Anyway, I did what any good scots woman would do in my situation. I looked in the grocery store, discovered that feeding three cats canned cat food was fricken' expensive as hell, and mosieded on over to the dry section. I bought the best bargain of the dry diet foods I could find, Purina One. It still has some corn in the recipe, but turkey was the first ingredient, moisture level was 12% (anything over 10% is good because cats usually don't get enough moisture from cheap ass dry food either), and it has over 40% protein. It was more expensive than the cheap ass food I usually buy, but I was committed to spending a little more on this project (being scots, that is very hard for me to admit). And I discovered a local pet supplies store that sold it for a much better price. My plan was to feed the cats twice a day and begin by mixing in the regular cheap food with the diet food.
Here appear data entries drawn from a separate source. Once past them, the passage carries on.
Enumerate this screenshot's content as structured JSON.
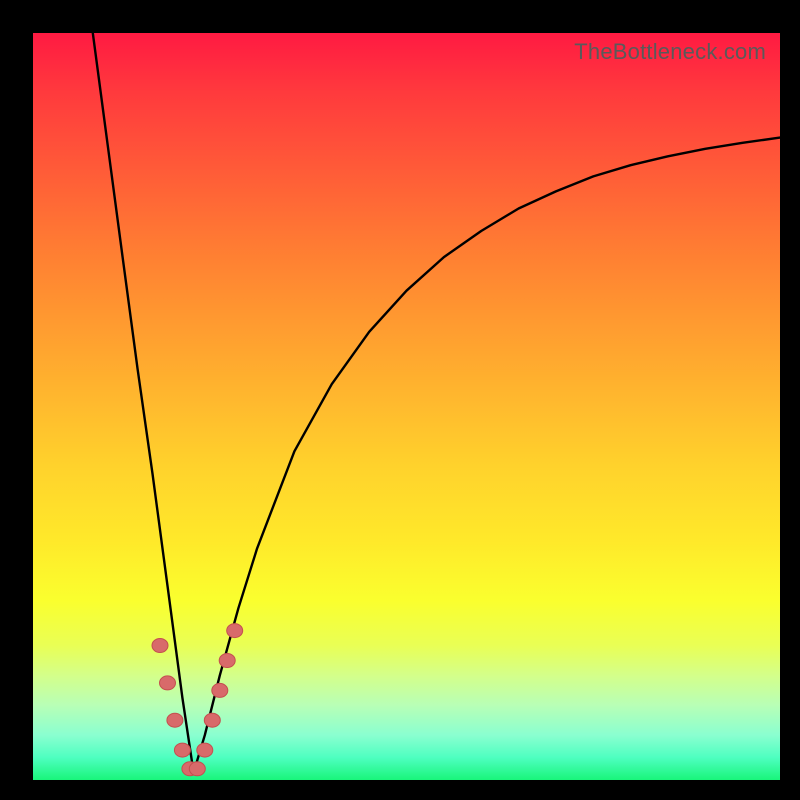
{
  "watermark": "TheBottleneck.com",
  "colors": {
    "frame_bg": "#000000",
    "bead_fill": "#d86a6a",
    "bead_stroke": "#c44f4f",
    "curve_stroke": "#000000"
  },
  "chart_data": {
    "type": "line",
    "title": "",
    "xlabel": "",
    "ylabel": "",
    "xlim": [
      0,
      100
    ],
    "ylim": [
      0,
      100
    ],
    "grid": false,
    "legend": false,
    "annotations": [],
    "description": "V-shaped bottleneck curve: mismatch percentage vs component balance (unlabeled axes). Minimum near x≈21.5.",
    "series": [
      {
        "name": "bottleneck_curve",
        "x": [
          8.0,
          10.0,
          12.0,
          14.0,
          16.0,
          18.0,
          20.0,
          21.5,
          23.0,
          25.0,
          27.5,
          30.0,
          35.0,
          40.0,
          45.0,
          50.0,
          55.0,
          60.0,
          65.0,
          70.0,
          75.0,
          80.0,
          85.0,
          90.0,
          95.0,
          100.0
        ],
        "y": [
          100.0,
          85.0,
          70.0,
          55.0,
          41.0,
          26.0,
          11.0,
          1.0,
          6.0,
          14.0,
          23.0,
          31.0,
          44.0,
          53.0,
          60.0,
          65.5,
          70.0,
          73.5,
          76.5,
          78.8,
          80.8,
          82.3,
          83.5,
          84.5,
          85.3,
          86.0
        ]
      }
    ],
    "highlighted_points": [
      {
        "x": 17.0,
        "y": 18.0
      },
      {
        "x": 18.0,
        "y": 13.0
      },
      {
        "x": 19.0,
        "y": 8.0
      },
      {
        "x": 20.0,
        "y": 4.0
      },
      {
        "x": 21.0,
        "y": 1.5
      },
      {
        "x": 22.0,
        "y": 1.5
      },
      {
        "x": 23.0,
        "y": 4.0
      },
      {
        "x": 24.0,
        "y": 8.0
      },
      {
        "x": 25.0,
        "y": 12.0
      },
      {
        "x": 26.0,
        "y": 16.0
      },
      {
        "x": 27.0,
        "y": 20.0
      }
    ]
  }
}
She has been dieting now for two weeks. Actually, it is not going as well as I had hoped so far, but that is my fault. I couldn't bear to waste the third of a bag of old food we have left so until this weekend I have been mixing it with the diet food. She has lost one lousy pound! Oh well, at least she hasn't gained any weight. The worst part is the grooming I have had to do on her. She practically rips my arm off any time I get near her with a brush and I have never seen her run so fast to get away from me. I guess I can count her grooming sessions as the increased exercise she needs to really work that weight off.
3 Comments:
*or* you could hunt mice down for her. i mean, what kind of pet owner are you?
when my cat got that big, we were forced eventually to wipe her arse. seriously.
LOL you are to funny:) My sisters cat is pretty big but not quiet that big. He has to fight the dogs for his food though. Surprisingly enough they get along anyways... *blink*
Good luck on the cat diet!
I'm such a tightwad that I always measure out all my pet's food (6 dogs, 4 cats ... uh, so much for being frugal. Gah!) so I can adjust amounts if anyone starts getting too heavy.
Cats indoors are much harder than dogs, IMHO, to keep healthy.